В этой пьесе на первый взгляд куда больше традиционного, чем в первых двух. В ней есть сюжет: в маленький городок приезжают два предпринимателя с целью превратить его в туристический центр. Для чего всех жителей ставят перед выбором -- стать живыми экспонатами для туристов и заработать денег или отказаться, сохранив свой стиль жизни. Мы видим две семьи, Морозовых и Зуевых, связанные между собой давними, тесными и запутанными отношениями. Их устоявшийся быт подвергается сразу трем испытаниям: приезжими -- раз, возращением из Москвы старшего брата Зуевых -- два, и вспыхнувшим чувством между детьми из этих семейств -- три. В сущности, и одного фитиля достаточно, чтобы запалить утлый быт, но с тремя он заполыхает скорее и эффектнее.

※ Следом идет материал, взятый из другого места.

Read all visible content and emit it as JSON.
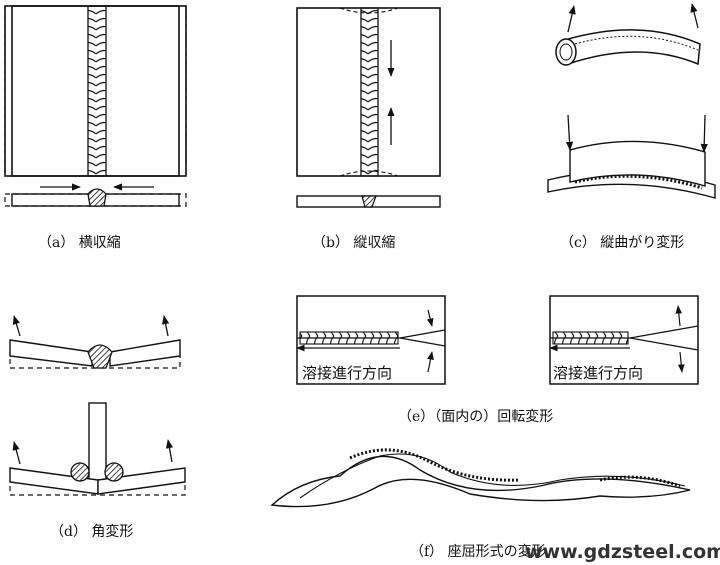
{
  "captions": {
    "a": "（a） 横収縮",
    "b": "（b） 縦収縮",
    "c": "（c） 縦曲がり変形",
    "d": "（d） 角変形",
    "e": "（e）（面内の）回転変形",
    "f": "（f） 座屈形式の変形"
  },
  "welding_direction_label": "溶接進行方向",
  "watermark": "www.gdzsteel.com"
}
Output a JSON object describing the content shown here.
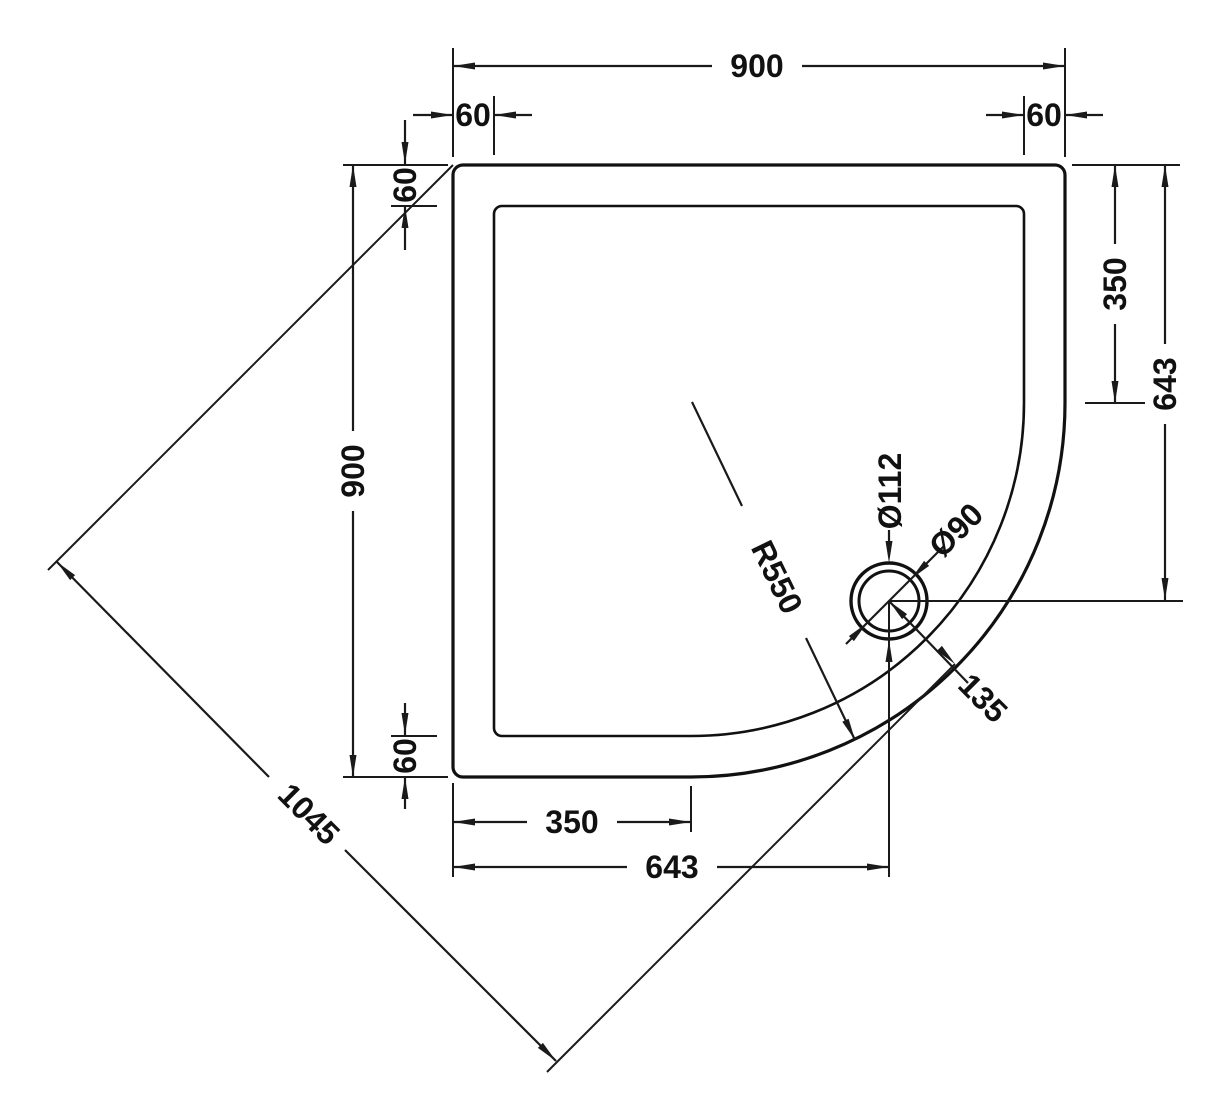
{
  "drawing": {
    "description": "quadrant shower tray top view technical drawing",
    "background_color": "#ffffff",
    "line_color": "#111111",
    "labels": {
      "top_width": "900",
      "top_left_offset": "60",
      "top_right_offset": "60",
      "left_height": "900",
      "left_top_offset": "60",
      "left_bottom_offset": "60",
      "right_straight_edge": "350",
      "right_to_drain": "643",
      "bottom_straight_edge": "350",
      "bottom_to_drain": "643",
      "diagonal": "1045",
      "corner_radius": "R550",
      "drain_outer_diameter": "Ø112",
      "drain_inner_diameter": "Ø90",
      "drain_to_edge": "135"
    }
  }
}
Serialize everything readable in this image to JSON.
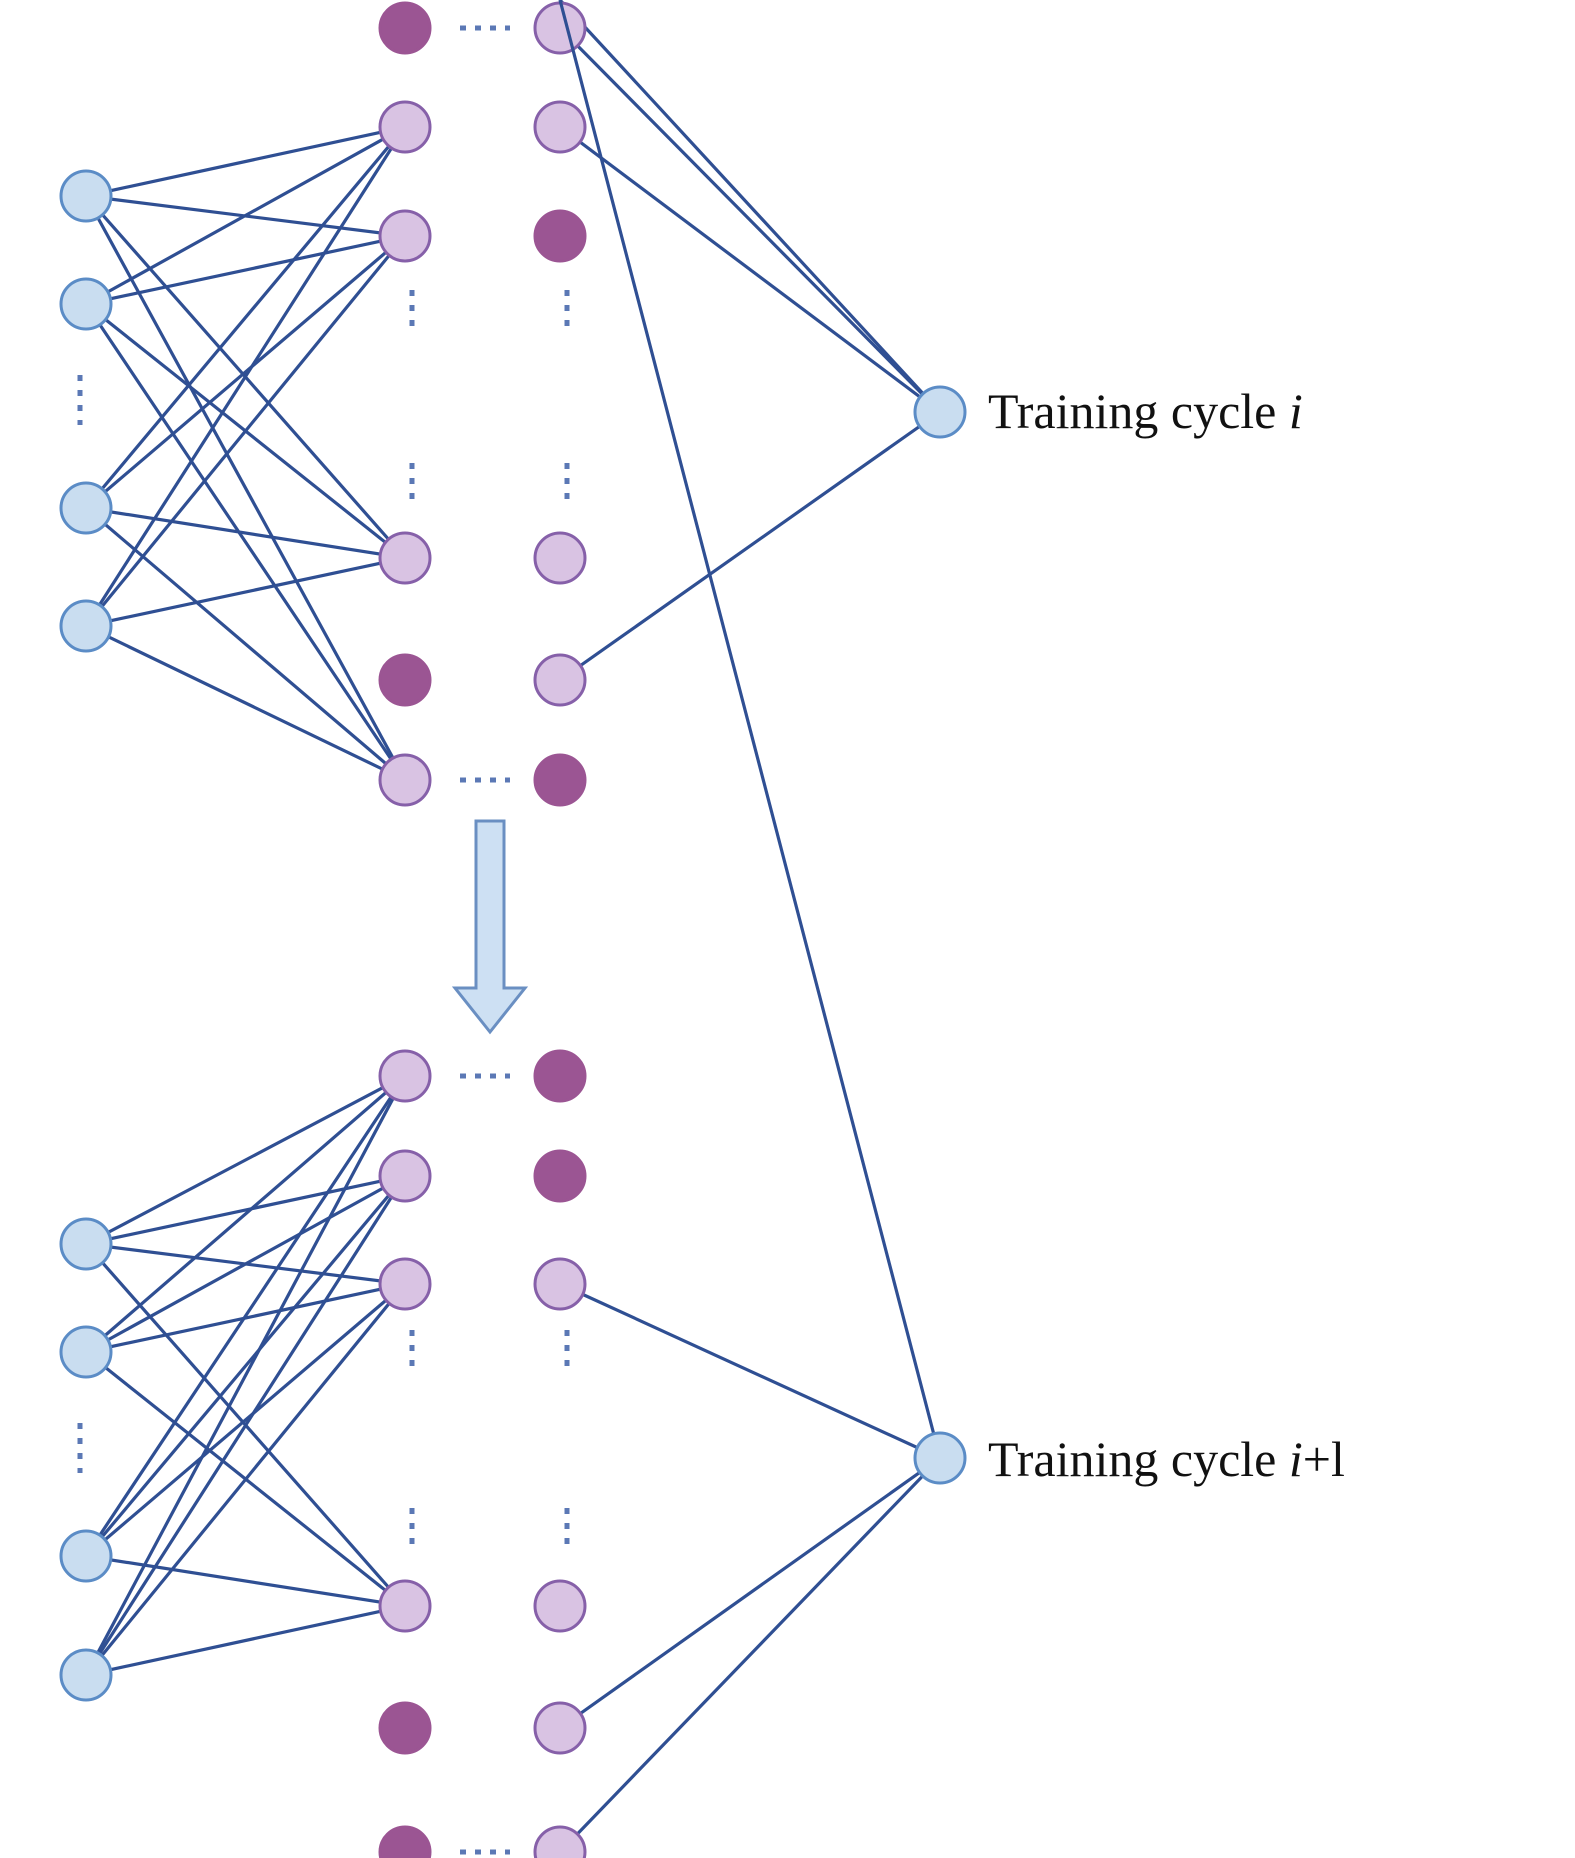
{
  "colors": {
    "input_fill": "#c9ddf0",
    "input_stroke": "#5b8cc6",
    "hidden_fill": "#d9c3e3",
    "hidden_stroke": "#8660a9",
    "dropped_fill": "#9b5593",
    "edge": "#2f4f93",
    "ellipsis": "#5b78b5",
    "arrow_fill": "#cde0f3",
    "arrow_stroke": "#6a8fc2"
  },
  "panels": [
    {
      "label": {
        "prefix": "Training cycle ",
        "italic": "i",
        "suffix": ""
      },
      "hidden1_dropped": [
        0,
        4
      ],
      "hidden2_dropped": [
        2,
        5
      ],
      "hidden2_connected": [
        0,
        1,
        4,
        6
      ]
    },
    {
      "label": {
        "prefix": "Training cycle ",
        "italic": "i",
        "suffix": "+l"
      },
      "hidden1_dropped": [
        4,
        5
      ],
      "hidden2_dropped": [
        0,
        1
      ],
      "hidden2_connected": [
        2,
        4,
        5,
        6
      ]
    }
  ]
}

Режиссер не стал мудрить, вытаскивая из текста его вероятное новаторство, а, напротив, активно загасил все абсолютно традиционной постановкой, в которой, несмотря на тесноту и неприспособленность сцены Театра.doc, развернул по-мхатовски подробные мизансцены, с разными входами, несколькими площадками и психологическими мотивировками. В результате получился спектакль не столько экспериментальный, сколько самодеятельный, в котором молодые актеры, слегка ломаясь, изображают людей в возрасте, есть пара лирических героев, но в общем история про дремучий город и новую буржуазию кажется довольно заурядной. Могу ошибаться, но мне кажется, что в пьесе все не так однозначно, что в ней тоже есть тема пустоты, прикрытой энергией и ненавистью, что она не про новое и старое, не про конфликт угрюмой провинции с соблазнами глобализации, а скорее о том, что шелуха еще долго шевелится как живая, когда содержание давно иссякло... Бывший солдат Клим Зыков все пытается восстановить жизнь «как при бате», а хозяйственный владелец магазина Юра Морозов вроде бы начинает новую, однако эти усилия неплодотворны, они обречены на разрушение, как строительство песчаных башен на пляже. Но в спектакле, разыгранном с ученической тщательностью по нотам эпизодов, ничего подобного нет.

От новой драмы часто требуют, совершенно по-треплевски, новых форм и новых смыслов, предполагая при этом, что новое явится в формах старого, но иного. Обновленного, энергичного, позитивного. Но в мире давно проблемы с новыми смыслами. Их ищет не только драма, кино, искусство, но и экономика, политика, этика. Ищет и все никак не может найти. Новая драма фиксирует состояние человека в отсутствие новых смыслов при иссякших старых... И в данном случае в ее фокусе -- человек толпы, что значит на самом деле -- человек, не генерирующий своего собственного содержания, не способный на личное усилие, но растворенный в общем, в том, что транслируется современным обществом, где живое испаряется уже в процессе перегонки индивидуального открытия в товары массового спроса.

В старинной притче хан спрашивал у своих слуг о поведении жителей побежденного и обложенного данью города, когда у них требуют еще дани: плачут они или смеются? Пока жители плакали, хан требовал дань, но когда они стали смеяться, он понял, что взять у них больше нечего. Это я к тому, что новая драма в хорошем исполнении -- это еще и очень смешно.